A evolução de pacientes com doenças neurodegenerativas tem ganhado novos caminhos por meio da musicoterapia, e um caso recente acompanhado pelo musicoterapeuta Danny Souza chama a atenção pelos resultados já na primeira sessão

A paciente, Joana Machado, de 71 anos, diagnosticada com Doença de Parkinson e Doença de Alzheimer, apresentou limitações motoras significativas no início do atendimento, com rigidez acentuada e pouca mobilidade nos membros superiores.

Durante a sessão, conduzida por Danny Souza, foi possível observar uma resposta progressiva aos estímulos musicais. Ao longo da intervenção, a paciente passou a realizar movimentos mais amplos com as mãos e braços, demonstrando maior interação e coordenação motora, um avanço perceptível em um curto espaço de tempo.

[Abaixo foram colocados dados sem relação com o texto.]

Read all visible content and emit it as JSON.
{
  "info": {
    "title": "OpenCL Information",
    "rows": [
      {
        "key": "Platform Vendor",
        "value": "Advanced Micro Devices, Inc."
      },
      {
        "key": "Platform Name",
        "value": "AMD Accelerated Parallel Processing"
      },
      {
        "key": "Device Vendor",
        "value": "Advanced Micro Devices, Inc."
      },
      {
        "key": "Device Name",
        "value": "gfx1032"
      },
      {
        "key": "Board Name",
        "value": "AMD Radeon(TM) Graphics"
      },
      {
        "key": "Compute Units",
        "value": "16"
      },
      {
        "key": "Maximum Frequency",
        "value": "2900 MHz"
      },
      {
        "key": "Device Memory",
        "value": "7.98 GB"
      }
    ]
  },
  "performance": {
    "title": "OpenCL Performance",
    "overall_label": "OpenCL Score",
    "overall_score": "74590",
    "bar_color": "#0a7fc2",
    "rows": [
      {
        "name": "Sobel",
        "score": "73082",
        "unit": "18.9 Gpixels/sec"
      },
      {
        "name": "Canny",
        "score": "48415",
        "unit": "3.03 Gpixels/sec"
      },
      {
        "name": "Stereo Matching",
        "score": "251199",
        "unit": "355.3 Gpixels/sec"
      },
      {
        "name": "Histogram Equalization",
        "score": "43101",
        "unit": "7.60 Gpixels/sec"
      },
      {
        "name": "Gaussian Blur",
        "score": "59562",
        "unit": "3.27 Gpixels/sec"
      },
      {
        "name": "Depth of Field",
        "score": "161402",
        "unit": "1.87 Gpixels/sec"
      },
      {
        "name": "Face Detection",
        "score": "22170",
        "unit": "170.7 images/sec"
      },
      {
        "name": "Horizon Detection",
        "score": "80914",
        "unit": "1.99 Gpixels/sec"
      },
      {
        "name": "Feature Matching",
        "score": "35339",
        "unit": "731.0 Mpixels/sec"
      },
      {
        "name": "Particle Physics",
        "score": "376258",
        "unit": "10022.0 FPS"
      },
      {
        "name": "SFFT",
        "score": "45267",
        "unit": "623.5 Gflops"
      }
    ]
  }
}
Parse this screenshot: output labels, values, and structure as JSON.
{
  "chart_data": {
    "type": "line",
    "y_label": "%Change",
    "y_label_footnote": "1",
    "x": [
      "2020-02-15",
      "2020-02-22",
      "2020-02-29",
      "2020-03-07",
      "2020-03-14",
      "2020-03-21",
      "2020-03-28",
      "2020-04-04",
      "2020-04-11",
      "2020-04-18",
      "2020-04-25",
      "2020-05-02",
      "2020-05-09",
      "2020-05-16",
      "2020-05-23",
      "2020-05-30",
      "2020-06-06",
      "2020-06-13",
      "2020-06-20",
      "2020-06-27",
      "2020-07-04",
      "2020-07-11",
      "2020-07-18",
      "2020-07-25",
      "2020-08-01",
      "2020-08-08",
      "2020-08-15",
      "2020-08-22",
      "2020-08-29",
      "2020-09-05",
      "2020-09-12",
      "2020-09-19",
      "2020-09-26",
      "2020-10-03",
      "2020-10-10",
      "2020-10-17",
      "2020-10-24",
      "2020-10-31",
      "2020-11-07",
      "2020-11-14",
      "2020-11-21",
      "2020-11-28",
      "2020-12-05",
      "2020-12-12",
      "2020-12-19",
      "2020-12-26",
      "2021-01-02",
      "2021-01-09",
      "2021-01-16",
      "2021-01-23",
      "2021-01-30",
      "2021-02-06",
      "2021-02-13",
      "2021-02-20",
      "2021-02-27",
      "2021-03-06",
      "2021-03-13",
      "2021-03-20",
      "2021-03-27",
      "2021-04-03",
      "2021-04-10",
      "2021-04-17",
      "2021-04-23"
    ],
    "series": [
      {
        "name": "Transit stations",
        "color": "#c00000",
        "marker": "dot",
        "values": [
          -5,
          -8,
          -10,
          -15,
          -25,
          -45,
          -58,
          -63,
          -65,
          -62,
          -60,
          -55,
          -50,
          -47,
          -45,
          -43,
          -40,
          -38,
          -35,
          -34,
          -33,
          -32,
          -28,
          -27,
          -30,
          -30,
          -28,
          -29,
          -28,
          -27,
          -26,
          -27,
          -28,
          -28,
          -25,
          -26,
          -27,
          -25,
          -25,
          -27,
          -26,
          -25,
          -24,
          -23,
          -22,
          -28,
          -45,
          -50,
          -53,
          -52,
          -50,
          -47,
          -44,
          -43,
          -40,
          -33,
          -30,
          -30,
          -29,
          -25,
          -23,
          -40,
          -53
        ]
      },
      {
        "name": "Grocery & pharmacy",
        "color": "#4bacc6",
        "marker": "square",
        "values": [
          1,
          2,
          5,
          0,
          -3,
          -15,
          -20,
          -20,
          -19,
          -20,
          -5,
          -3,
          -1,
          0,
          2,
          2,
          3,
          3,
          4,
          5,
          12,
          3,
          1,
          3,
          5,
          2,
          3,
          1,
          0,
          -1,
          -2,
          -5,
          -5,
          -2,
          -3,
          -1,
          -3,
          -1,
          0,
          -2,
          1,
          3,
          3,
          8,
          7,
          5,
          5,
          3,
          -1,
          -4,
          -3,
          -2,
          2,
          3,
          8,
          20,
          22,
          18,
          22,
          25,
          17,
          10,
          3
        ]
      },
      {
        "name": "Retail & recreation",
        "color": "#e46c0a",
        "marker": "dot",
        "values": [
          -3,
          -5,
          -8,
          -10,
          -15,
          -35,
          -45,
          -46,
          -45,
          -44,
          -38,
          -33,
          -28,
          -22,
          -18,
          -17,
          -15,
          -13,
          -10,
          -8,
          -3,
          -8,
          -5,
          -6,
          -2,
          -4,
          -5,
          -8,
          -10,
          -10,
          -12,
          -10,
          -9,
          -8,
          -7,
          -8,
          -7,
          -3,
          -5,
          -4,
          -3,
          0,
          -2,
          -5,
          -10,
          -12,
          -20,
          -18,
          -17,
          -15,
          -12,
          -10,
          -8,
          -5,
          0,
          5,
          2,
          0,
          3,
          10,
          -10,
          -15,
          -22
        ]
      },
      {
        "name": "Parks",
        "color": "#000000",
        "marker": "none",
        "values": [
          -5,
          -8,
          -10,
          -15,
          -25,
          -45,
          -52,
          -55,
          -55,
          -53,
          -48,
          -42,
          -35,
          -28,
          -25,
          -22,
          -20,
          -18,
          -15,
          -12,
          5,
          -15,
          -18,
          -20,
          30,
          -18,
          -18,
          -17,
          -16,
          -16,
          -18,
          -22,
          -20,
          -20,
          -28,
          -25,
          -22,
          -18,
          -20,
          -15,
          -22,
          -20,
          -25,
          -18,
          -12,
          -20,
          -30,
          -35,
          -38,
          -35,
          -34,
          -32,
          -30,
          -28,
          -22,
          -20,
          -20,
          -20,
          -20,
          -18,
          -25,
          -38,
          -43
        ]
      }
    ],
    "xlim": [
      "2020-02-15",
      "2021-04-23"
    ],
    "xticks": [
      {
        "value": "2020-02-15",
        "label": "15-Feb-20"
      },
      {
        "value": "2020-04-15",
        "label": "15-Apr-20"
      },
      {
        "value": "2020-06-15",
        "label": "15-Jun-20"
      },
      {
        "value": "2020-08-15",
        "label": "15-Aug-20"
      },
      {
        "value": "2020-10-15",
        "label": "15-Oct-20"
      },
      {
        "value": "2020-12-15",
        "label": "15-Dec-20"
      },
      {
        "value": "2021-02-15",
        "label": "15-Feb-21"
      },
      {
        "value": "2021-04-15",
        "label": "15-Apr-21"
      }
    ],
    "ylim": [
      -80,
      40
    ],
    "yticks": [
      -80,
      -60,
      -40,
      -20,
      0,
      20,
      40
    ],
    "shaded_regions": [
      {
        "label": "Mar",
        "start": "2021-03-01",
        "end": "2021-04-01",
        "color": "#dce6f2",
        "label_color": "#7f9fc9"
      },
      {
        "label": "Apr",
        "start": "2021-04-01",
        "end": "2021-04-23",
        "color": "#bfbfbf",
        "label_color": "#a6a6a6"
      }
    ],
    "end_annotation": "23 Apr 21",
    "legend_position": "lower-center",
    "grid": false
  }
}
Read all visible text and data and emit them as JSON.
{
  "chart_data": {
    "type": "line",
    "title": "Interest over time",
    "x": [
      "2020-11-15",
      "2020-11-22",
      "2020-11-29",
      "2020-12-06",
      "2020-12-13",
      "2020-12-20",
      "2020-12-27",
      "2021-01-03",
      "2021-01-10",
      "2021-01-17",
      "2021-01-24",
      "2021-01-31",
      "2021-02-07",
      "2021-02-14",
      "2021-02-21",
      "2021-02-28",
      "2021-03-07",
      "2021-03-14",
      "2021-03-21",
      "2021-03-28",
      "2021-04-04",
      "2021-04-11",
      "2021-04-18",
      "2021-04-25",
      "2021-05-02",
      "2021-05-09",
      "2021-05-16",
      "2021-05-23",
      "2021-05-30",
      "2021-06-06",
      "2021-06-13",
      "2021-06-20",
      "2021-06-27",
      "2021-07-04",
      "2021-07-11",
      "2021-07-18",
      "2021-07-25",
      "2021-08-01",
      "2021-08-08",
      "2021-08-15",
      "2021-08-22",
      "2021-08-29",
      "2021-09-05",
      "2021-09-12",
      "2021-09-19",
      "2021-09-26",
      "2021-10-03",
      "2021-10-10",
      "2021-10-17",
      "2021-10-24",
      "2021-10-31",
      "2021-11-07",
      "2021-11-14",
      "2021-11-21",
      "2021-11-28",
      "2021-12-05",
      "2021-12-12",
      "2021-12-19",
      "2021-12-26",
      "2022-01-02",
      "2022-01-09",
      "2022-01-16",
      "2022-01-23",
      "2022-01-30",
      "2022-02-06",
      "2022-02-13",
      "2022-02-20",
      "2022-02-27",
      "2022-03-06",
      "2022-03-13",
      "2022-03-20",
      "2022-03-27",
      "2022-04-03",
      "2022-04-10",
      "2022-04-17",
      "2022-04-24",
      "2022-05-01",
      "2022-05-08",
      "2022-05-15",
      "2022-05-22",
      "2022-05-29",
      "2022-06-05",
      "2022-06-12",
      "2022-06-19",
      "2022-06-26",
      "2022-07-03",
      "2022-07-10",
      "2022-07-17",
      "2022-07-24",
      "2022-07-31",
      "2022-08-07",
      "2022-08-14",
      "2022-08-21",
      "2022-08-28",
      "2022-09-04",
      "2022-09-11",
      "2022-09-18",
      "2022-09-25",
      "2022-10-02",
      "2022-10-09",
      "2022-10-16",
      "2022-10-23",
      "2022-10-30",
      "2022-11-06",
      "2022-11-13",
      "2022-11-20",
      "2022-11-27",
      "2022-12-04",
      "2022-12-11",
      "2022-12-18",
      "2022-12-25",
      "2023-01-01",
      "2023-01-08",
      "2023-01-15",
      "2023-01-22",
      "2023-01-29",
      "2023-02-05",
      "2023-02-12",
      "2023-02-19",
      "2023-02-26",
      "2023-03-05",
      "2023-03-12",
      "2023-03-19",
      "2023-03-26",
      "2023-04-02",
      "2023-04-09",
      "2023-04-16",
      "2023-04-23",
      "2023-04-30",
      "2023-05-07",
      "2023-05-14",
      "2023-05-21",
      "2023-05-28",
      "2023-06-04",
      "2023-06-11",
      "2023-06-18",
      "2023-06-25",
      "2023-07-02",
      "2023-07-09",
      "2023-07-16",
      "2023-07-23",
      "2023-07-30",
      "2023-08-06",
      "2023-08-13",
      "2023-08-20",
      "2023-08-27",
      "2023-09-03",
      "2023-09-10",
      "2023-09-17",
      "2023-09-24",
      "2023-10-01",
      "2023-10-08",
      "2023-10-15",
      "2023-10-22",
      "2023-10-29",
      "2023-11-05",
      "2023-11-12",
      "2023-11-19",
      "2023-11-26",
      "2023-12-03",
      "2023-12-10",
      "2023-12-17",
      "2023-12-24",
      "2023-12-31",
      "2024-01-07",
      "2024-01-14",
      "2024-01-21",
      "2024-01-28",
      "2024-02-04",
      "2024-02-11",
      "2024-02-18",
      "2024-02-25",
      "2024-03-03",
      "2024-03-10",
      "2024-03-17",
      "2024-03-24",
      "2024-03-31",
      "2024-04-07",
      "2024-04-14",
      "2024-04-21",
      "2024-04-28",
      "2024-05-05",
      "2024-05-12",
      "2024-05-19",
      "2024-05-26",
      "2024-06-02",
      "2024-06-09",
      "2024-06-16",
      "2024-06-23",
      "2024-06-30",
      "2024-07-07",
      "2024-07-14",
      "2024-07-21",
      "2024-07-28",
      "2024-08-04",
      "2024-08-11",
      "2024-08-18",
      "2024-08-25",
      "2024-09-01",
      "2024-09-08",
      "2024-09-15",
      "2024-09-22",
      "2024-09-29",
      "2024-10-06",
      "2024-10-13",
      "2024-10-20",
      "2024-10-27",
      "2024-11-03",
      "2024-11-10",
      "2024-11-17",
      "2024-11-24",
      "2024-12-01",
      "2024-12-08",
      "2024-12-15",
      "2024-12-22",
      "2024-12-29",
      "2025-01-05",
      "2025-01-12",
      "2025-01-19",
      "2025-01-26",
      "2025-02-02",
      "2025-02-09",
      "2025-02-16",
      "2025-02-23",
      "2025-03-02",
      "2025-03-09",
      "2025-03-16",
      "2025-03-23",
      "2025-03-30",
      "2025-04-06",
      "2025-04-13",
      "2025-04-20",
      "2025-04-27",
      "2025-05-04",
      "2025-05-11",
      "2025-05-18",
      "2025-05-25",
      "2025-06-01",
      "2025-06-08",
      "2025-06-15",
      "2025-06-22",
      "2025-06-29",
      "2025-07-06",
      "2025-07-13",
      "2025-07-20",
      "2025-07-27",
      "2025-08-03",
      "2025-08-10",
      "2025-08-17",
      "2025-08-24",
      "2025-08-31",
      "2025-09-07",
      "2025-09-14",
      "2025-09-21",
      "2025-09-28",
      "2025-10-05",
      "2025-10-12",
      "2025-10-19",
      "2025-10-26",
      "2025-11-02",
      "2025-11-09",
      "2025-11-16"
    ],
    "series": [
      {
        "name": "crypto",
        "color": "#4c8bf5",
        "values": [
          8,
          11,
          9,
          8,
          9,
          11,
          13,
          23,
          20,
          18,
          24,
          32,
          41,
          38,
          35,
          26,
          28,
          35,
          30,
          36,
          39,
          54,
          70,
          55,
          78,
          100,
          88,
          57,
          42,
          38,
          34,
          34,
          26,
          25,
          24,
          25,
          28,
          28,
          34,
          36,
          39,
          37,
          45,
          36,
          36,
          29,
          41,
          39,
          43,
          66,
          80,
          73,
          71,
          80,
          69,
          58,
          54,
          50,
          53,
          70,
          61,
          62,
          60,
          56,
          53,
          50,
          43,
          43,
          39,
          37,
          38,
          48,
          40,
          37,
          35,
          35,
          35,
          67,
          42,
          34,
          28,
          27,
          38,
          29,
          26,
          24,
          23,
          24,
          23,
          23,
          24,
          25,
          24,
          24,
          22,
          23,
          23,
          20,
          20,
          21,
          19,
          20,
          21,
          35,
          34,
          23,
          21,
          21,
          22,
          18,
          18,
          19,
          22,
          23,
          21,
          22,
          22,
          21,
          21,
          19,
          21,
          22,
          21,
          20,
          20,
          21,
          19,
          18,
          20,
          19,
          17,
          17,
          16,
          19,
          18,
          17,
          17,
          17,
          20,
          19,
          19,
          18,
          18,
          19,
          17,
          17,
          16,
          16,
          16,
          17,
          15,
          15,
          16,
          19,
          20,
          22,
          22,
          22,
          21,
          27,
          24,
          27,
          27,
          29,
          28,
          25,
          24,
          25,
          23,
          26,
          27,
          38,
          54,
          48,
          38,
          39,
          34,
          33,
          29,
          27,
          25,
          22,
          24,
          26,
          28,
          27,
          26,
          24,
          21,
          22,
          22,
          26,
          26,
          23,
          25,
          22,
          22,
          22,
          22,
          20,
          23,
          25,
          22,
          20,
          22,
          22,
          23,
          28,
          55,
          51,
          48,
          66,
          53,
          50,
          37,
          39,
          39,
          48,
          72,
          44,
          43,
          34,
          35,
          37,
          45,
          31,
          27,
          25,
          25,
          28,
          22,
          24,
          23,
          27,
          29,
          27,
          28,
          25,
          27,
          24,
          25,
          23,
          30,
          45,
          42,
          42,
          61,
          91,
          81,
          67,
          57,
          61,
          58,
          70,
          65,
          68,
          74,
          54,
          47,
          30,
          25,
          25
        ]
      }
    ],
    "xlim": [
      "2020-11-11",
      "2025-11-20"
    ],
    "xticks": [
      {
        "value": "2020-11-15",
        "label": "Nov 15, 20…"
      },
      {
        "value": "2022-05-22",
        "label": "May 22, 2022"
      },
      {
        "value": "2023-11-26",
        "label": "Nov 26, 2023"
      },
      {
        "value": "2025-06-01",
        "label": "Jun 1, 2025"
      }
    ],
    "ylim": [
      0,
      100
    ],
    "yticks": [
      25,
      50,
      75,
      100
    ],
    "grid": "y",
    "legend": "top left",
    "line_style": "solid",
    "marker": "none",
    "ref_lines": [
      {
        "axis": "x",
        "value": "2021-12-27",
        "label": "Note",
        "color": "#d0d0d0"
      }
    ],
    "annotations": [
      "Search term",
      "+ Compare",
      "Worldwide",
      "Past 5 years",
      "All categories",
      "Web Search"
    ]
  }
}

De acordo com o especialista, a música atua como um facilitador neurológico, estimulando áreas do cérebro responsáveis pelo movimento e pela memória. Esse processo está diretamente ligado à neuroplasticidade, permitindo que o cérebro crie novas conexões mesmo em quadros clínicos complexos.

O caso reforça o potencial da musicoterapia como ferramenta complementar no tratamento de doenças neurodegenerativas, promovendo não apenas ganhos motores, mas também qualidade de vida e engajamento emocional dos pacientes.